The clean way to judge it is this: are built-in GPS and a roomier screen the exact two things missing from the regular Band 9? If yes, the Pro has a clear job. If no, the regular model still keeps the sharper value story and the simpler Amazon buy.
Core specs
| Spec | Details |
|---|---|
| Current U.S. price reference | Amazon U.S. marketplace pricing varies; no featured offer was visible at the time of check |
| Compatibility | Android 8.0+ / iOS 12.0+ via Mi Fitness |
| Case size | band-style fitness tracker with larger display |
| Display | 1.74-inch narrow-edge display |
| Battery | up to 21 days typical use, up to 10 days with Always-On Display |
| Durability / water | 5ATM water resistance; aluminum alloy frame |
Why the Pro version makes sense
Its best argument is practical, not flashy: it fixes the biggest limitation of the regular Smart Band 9 for people who actually walk or run outdoors and do not want to rely on a phone for route data. That is a small difference on paper and a meaningful one once you leave the driveway.

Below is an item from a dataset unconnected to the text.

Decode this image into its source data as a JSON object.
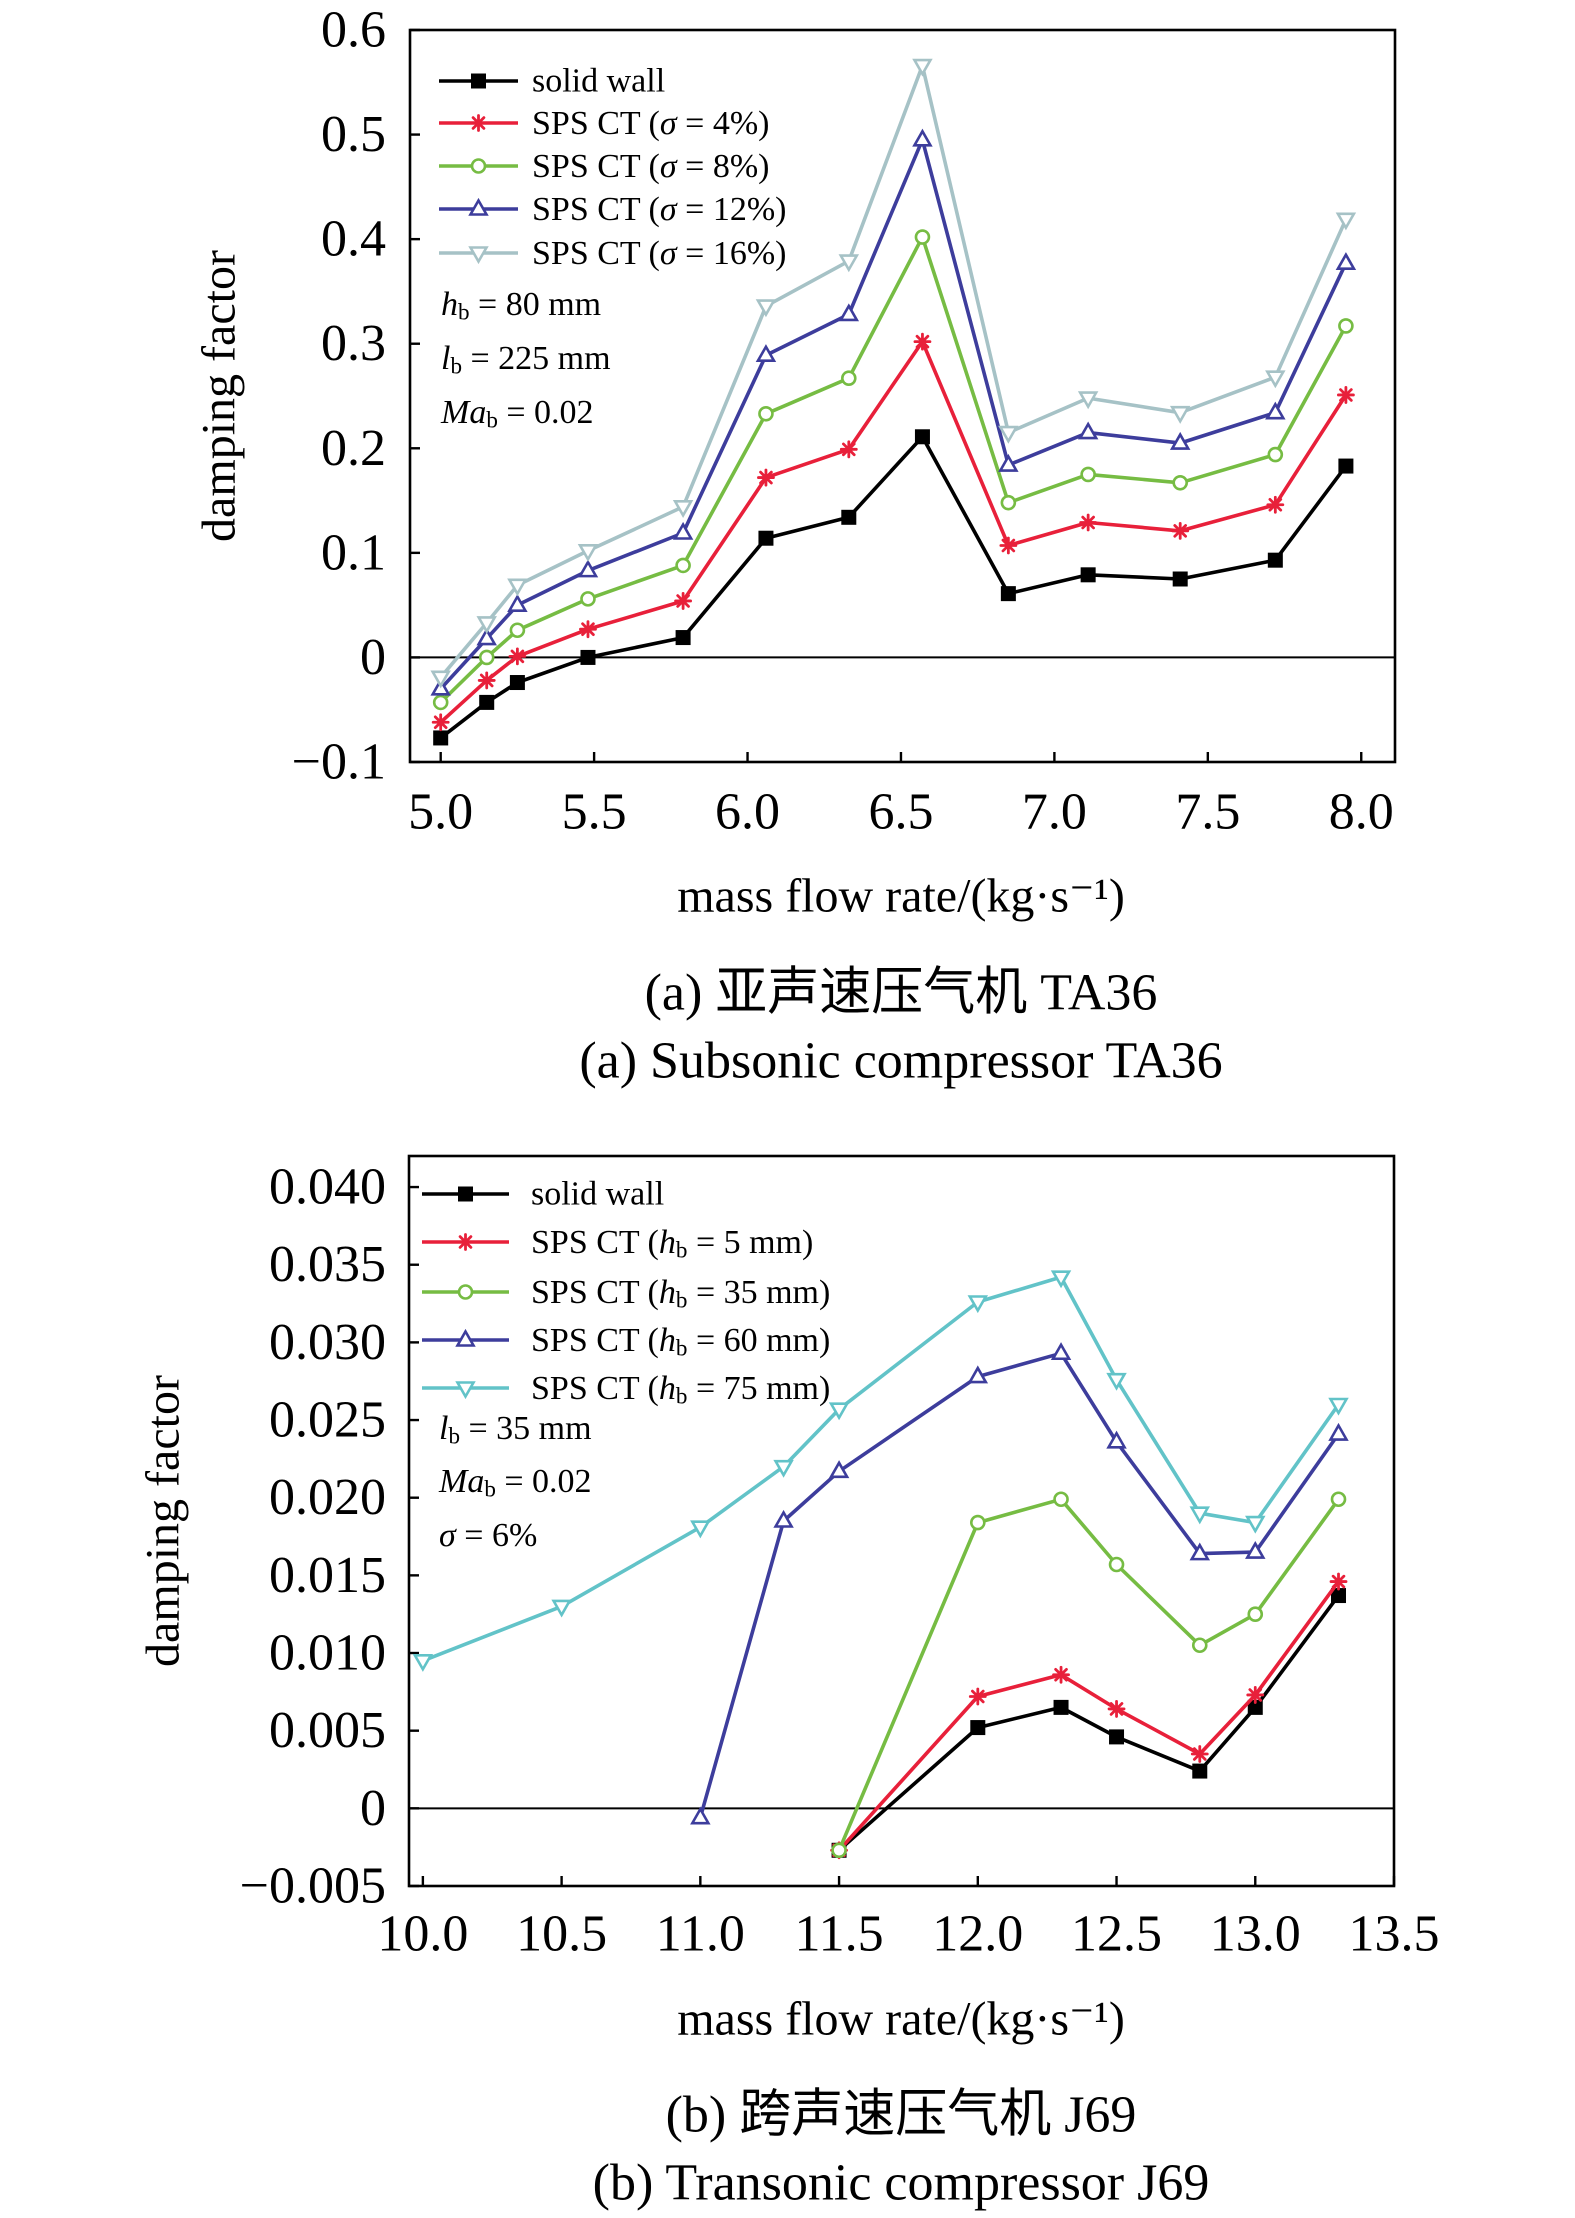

What feels different on the wrist
The larger 1.74-inch screen changes the feel more than the product photos suggest. It is still a band, but it stops feeling disposable. Pace, distance, and quick route checks are easier mid-walk or mid-run, and the whole device feels less cramped when you are outside moving at actual speed.
When the GPS upgrade stops being theoretical
Band 9 Pro is interesting because it solves a very specific U.S. use case: someone who wants to leave the phone at home for a neighborhood walk, a park loop, a hotel-gym run on a work trip, or a short after-dinner jog, but does not want to jump to full smartwatch pricing or Garmin-style commitment. In that lane, the product makes a lot more sense than the basic Band 9.
The catch is that it still behaves like a smart band more than a polished mainstream smartwatch. Notifications are lighter, app behavior is simpler, and the product can feel like a smart band with one very useful extra skill rather than a complete wrist computer.
Why it still is not the easy-click choice
The other drag is the U.S. buying path. The listing exists, but the featured-offer picture was not especially clean at the time of check, which makes this less straightforward to recommend than the regular Band 9 if you want a fast, low-risk Amazon purchase. For a budget product, friction matters more than people like to admit.
Where the extra money actually goes
That leaves Smart Band 9 Pro in an interesting spot: better than Band 9 if GPS matters, still weaker than Garmin for training depth, and still much cheaper than mainstream smartwatches. It is the in-between choice for someone who wants more freedom outdoors without moving all the way up the price ladder.
Final read
Buy it if built-in GPS is the missing feature that keeps the regular Band 9 from being enough. Otherwise the cheaper Band 9 remains the sharper value and the easier recommendation.
- You want a low-cost tracker with built-in GPS.
- You want a bigger display than a typical fitness band gives you.
- You want Xiaomi value without stepping into Apple, Samsung, or Garmin pricing.
- You mainly want the absolute cheapest good tracker.
- You want a polished app ecosystem.
- You need serious training analytics and should look at Garmin.